I didn’t intend to give myself an excuse to stay longer, but my mouth got away from me. And perhaps part of me truly wanted to hear the end of the song.
Rune hesitated as if he was just as surprised as I was that I’d asked. But eventually, he backstepped toward the viola and picked it up. He watched me as he tucked the end under his chin and poised the bow over the strings. After his eyes had finished stripping my armor from my body and leaving me defenseless, he began to play.
I remembered the aggression and anger in the tune, but where he picked up was nothing like that. It was gentle, slow, and beautiful. The walls bounced the sound back like we were inside an opera house and I was entranced by it. I wanted to stay near the door so I felt like I could escape if I needed to, but I felt a pull leading me further into the room. I watched Rune play, his fingers dancing across the strings with grace and precision.
And the way the firelight caught every curve and dip in his sculpted body made him look like a moving statue, every part of him pure perfection. He was a dream. The melody was a dream. All of it was a dream.

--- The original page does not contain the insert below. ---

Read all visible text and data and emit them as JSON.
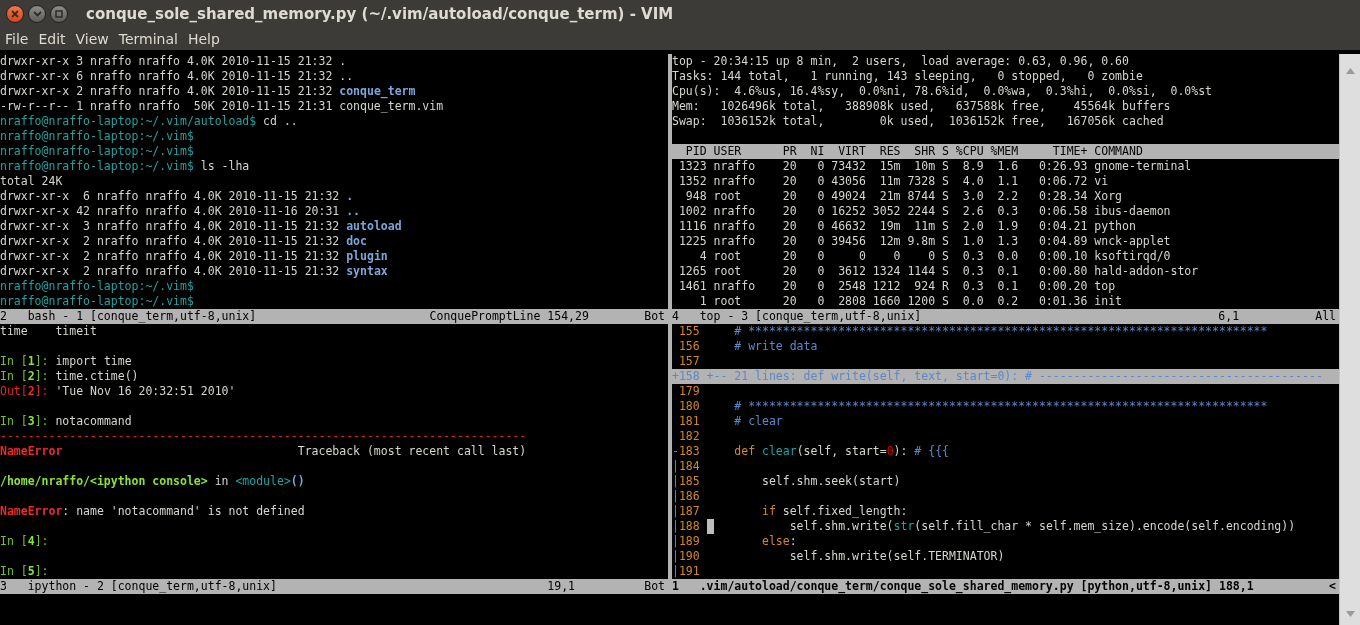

Before I knew it, my foot had moved forward. I stared at his hands as he played the instrument, bending it to his will. I was inching closer and closer, wanting to get nearer to the music. The blanket, my thin security, fell off my shoulders and draped over my arms like a shawl as I stood at the cluttered table, keeping it between myself and Rune as a last-ditch effort not to get too close.
But I wanted to be close. The music was like a siren to my soul and I loved it, even if I knew it could crush me. It was more than a melody and somehow, I knew it was becausehewas playing it.
When the song finished, the echo of it remained for a while, slowly dissipating and leaving us both in silence once more. I blinked, coming back to reality—or a version of it—and looked up at Rune to see his eyes peering down at me with a tenderness I had not yet seen from him.
“You see?” he said softly. “It ends with hope.”
“It’s beautiful.”
He gently placed the viola on the table with its bow and sighed.
“When this room echoes the music, it does not echo the wailing.”
“Wailing? The souls, you mean.”
He nodded. “There was a time they weren’t so loud.”
“When was that?”
His eyes met mine and he smirked devilishly. “You don’t want to know.”
Something in me did want to know, but I didn’t push it. Rune was studying me again and it made me feel naked, so I pulled the blanket up once more, pretending to get a chill.
“You’ve been spending time with Petris,” he said.
“He’s been kind to me,” I said, uncertain how the king would react.
Strangely, instead of acting the part of a jealous lord, he dipped his head with a long exhale, rubbing tension from the back of his neck.
“He’s often the things I cannot be.”
“He said the two of you are close. What does that mean?”
“It means just that. We’re close.”
I wasn’t going to get answers from him. I wasn’t going to get answers from anyone. Not ones I could accept. But I was used to not having answers and even more used to having questions, so I bit my tongue and let it go. But as I was thinking of what else to say, Rune moved slowly around the table toward me. My body went rigid as I backed up a step. But then I decided I needed to hold my ground and wondered if running would only make things worse. It always did at Southminster.
But this isn’t Southminster.
“I’ve made you fear me,” he whispered. His hand came up to brush my cheek with the backs of his fingers. I flinched a bit but tried not to turn from his touch. It didn’t stop my heart from galloping in my chest. “But at the masquerade, you mentioned how terror was a comfort. What has changed, I wonder.”
“I woke from one dream and fell into another,” I admitted. “Nothing is ever real. But something about this place scares me more than dreams or nightmares ever could. I suppose it’s a different fear. One that does not let me breathe.”
His fingers skimmed my jaw and slid gently down the side of my neck to the place my necklace would have been if he hadn’t crushed it to dust.
“Because your demons are here,” he whispered. “All you left behind remains in these walls. You know it.”
“I know nothing.”
My heart ached at the confession. I knew nothing. I never had and I never would. I was stuck in limbo as much as the souls in that Labyrinth were. Everything he said—everything Father Eli ever said—trapped me behind another lock I had no key for.